Precise problem definition: Accurately applies multi-source semi-supervised learning to CBCT tooth segmentation for the first time, establishing the MS3Toothset to fill the dataset gap.
Inherent SWC constraint design: The dual-level mechanism consisting of region-level gating and voxel-level weighting filters out unreliable regions while performing fine-grained weighting within reliable regions, which is highly suited to the structural properties of 3D CBCT.
Rational framework design: The multi-teacher-student architecture naturally aligns with multi-source scenarios, implementing source-awareness by partitioning into mixed/other subsets using the Wasserstein distance.
Outperforming state-of-the-art: Under identical experimental settings, it outperforms recent methods such as Uni-HSSL (CVPR2025) and CMT (ACM MM 2024).
t-SNE feature visualization: Visually demonstrates the clustering effect of multi-source features after training, providing intuitive evidence of cross-domain generalization.

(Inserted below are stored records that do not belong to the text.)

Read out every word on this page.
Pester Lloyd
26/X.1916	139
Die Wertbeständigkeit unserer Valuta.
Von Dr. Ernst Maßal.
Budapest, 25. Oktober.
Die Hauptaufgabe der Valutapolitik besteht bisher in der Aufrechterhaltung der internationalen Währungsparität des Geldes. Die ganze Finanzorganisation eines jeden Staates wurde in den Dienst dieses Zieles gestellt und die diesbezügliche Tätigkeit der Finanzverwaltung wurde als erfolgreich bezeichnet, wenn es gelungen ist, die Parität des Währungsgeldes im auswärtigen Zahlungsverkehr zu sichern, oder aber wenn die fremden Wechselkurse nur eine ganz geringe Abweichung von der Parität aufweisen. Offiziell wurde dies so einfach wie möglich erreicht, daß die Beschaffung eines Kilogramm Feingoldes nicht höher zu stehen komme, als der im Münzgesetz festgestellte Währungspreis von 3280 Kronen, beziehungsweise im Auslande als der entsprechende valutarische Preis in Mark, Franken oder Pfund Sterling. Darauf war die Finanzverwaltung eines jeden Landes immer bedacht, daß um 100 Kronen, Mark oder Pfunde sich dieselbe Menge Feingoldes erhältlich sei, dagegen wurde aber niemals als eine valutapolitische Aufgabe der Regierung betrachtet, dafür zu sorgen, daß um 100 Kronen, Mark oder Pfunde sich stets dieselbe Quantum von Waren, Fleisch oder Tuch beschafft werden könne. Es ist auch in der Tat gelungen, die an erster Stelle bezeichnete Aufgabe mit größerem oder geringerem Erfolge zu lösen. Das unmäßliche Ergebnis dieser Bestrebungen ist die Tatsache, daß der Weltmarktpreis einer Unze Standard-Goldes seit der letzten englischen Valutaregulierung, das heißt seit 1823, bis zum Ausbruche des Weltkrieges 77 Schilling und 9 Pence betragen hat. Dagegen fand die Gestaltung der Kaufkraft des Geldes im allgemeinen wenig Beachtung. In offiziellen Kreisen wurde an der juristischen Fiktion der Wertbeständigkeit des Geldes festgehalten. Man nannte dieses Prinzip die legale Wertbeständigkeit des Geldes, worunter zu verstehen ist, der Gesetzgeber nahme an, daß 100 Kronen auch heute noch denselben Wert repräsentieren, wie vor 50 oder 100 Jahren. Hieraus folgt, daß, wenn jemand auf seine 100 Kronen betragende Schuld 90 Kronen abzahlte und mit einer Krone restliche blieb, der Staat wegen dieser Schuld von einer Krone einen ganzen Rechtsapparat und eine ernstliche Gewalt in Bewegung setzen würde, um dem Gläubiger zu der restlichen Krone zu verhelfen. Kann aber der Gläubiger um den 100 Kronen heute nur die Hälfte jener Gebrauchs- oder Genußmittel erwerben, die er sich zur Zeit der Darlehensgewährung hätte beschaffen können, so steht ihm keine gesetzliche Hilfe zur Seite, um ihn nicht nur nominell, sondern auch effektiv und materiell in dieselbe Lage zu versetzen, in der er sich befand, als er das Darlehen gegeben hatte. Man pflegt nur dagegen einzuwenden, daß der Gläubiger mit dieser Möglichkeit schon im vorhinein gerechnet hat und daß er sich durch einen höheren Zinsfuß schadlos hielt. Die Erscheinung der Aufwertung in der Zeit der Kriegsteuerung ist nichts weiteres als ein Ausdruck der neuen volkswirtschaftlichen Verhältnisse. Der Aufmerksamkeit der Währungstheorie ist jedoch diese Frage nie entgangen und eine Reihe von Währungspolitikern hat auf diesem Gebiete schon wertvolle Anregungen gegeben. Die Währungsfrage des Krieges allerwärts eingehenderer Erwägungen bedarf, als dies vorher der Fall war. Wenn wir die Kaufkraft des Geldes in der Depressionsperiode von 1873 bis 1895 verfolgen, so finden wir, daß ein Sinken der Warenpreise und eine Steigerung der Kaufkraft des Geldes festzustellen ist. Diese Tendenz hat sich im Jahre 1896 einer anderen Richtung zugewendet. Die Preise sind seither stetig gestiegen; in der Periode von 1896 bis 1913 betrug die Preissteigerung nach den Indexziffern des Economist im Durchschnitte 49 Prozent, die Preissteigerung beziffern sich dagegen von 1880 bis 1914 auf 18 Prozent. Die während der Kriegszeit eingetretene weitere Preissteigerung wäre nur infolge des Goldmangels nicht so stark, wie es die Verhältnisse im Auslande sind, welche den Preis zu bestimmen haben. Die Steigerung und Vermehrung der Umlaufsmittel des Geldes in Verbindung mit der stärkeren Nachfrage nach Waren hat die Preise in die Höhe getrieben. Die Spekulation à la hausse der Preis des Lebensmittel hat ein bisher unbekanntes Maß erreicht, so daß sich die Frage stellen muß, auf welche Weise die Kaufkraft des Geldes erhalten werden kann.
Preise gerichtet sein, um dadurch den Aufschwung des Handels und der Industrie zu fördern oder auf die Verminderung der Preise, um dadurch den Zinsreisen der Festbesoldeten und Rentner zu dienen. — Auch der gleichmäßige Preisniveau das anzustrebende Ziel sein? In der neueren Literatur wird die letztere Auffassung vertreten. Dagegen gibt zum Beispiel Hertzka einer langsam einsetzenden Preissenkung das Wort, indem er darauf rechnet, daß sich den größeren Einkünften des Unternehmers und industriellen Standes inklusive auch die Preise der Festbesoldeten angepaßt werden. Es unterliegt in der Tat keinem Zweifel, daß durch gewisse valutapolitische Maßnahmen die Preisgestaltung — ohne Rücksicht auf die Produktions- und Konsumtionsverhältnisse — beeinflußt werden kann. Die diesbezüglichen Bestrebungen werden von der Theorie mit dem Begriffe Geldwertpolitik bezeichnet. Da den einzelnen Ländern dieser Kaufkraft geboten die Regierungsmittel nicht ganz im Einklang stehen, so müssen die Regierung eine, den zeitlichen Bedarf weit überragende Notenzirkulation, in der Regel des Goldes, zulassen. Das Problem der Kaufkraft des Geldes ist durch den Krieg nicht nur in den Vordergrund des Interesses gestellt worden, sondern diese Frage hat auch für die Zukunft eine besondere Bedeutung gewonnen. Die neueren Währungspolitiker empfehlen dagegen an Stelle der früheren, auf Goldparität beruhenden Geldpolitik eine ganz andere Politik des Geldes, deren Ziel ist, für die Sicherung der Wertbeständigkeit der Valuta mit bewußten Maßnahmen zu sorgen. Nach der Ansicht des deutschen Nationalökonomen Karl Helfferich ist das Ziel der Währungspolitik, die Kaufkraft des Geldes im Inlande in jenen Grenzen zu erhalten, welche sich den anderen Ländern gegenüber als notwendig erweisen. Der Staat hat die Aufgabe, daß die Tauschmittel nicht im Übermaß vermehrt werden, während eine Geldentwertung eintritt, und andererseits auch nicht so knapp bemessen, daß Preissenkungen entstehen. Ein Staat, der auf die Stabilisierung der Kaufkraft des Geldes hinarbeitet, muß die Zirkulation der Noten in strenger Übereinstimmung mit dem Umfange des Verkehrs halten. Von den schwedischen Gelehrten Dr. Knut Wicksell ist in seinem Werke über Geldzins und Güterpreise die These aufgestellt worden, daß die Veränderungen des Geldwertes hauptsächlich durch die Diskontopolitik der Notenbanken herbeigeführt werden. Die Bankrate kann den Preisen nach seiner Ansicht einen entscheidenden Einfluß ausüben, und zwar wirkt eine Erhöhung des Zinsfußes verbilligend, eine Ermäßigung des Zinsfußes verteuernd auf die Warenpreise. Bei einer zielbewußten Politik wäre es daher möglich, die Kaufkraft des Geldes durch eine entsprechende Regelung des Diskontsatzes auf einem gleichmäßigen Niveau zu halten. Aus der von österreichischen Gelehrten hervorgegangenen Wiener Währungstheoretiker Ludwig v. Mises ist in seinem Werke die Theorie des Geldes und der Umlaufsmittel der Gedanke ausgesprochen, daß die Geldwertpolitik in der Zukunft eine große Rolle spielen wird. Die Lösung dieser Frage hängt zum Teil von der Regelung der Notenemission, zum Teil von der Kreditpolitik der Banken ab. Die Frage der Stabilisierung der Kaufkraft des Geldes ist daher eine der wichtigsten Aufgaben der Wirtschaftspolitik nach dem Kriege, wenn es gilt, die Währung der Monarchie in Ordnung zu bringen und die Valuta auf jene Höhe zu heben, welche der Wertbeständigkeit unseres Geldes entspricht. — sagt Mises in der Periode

Limitations & Future Work¶

The dataset scale is relatively small (98 labeled + 438 unlabeled) with only three sources (ShanghaiTech, PKU-SS, AFMC); hence, the generalization capability to more sources or larger scales remains unverified.
Only V-Net is used as the backbone; more powerful 3D segmentation architectures (such as nnU-Net, Swin UNETR, MedNeXt) have not been explored.
Inter-source similarity is measured using the Wasserstein distance, yet a rigorous analysis of the division criteria for mixed/other subsets is lacking, and the threshold selection may impact performance.
Evaluation is performed solely on the self-built dataset, lacking validation on standard public benchmarks (such as the STS challenge).
The multi-teacher-student framework introduces a high training overhead, requiring \(4 \times \text{A4500}\) GPUs. Although only a single student model is needed for actual deployment, inference efficiency is not discussed.
The impact of the labeling ratio on performance was not analyzed; only results based on a fixed annotation budget are reported.
No sensitivity analysis was conducted for the choice of the SWC threshold \(\tau=0.9\).
Only four metrics (mIoU, Dice, Recall, and Acc) are reported, without including distance-based boundary metrics like HD95.

Rating¶

Novelty: 3/5 — The combination of multi-teacher-student and confidence constraints is interesting, but the individual components are not entirely novel.
Experimental Thoroughness: 3/5 — The ablation and visualization analyses are thorough, but the evaluation is limited to the self-built dataset.
Writing Quality: 3/5 — The structure is clear, but certain details (such as the specific application of the Wasserstein distance and the threshold for partitioning mixed subsets) are insufficiently explained.
Value: 3/5 — It holds practical value for clinical dentistry scenarios, though the generalizability of the method requires further experimental validation.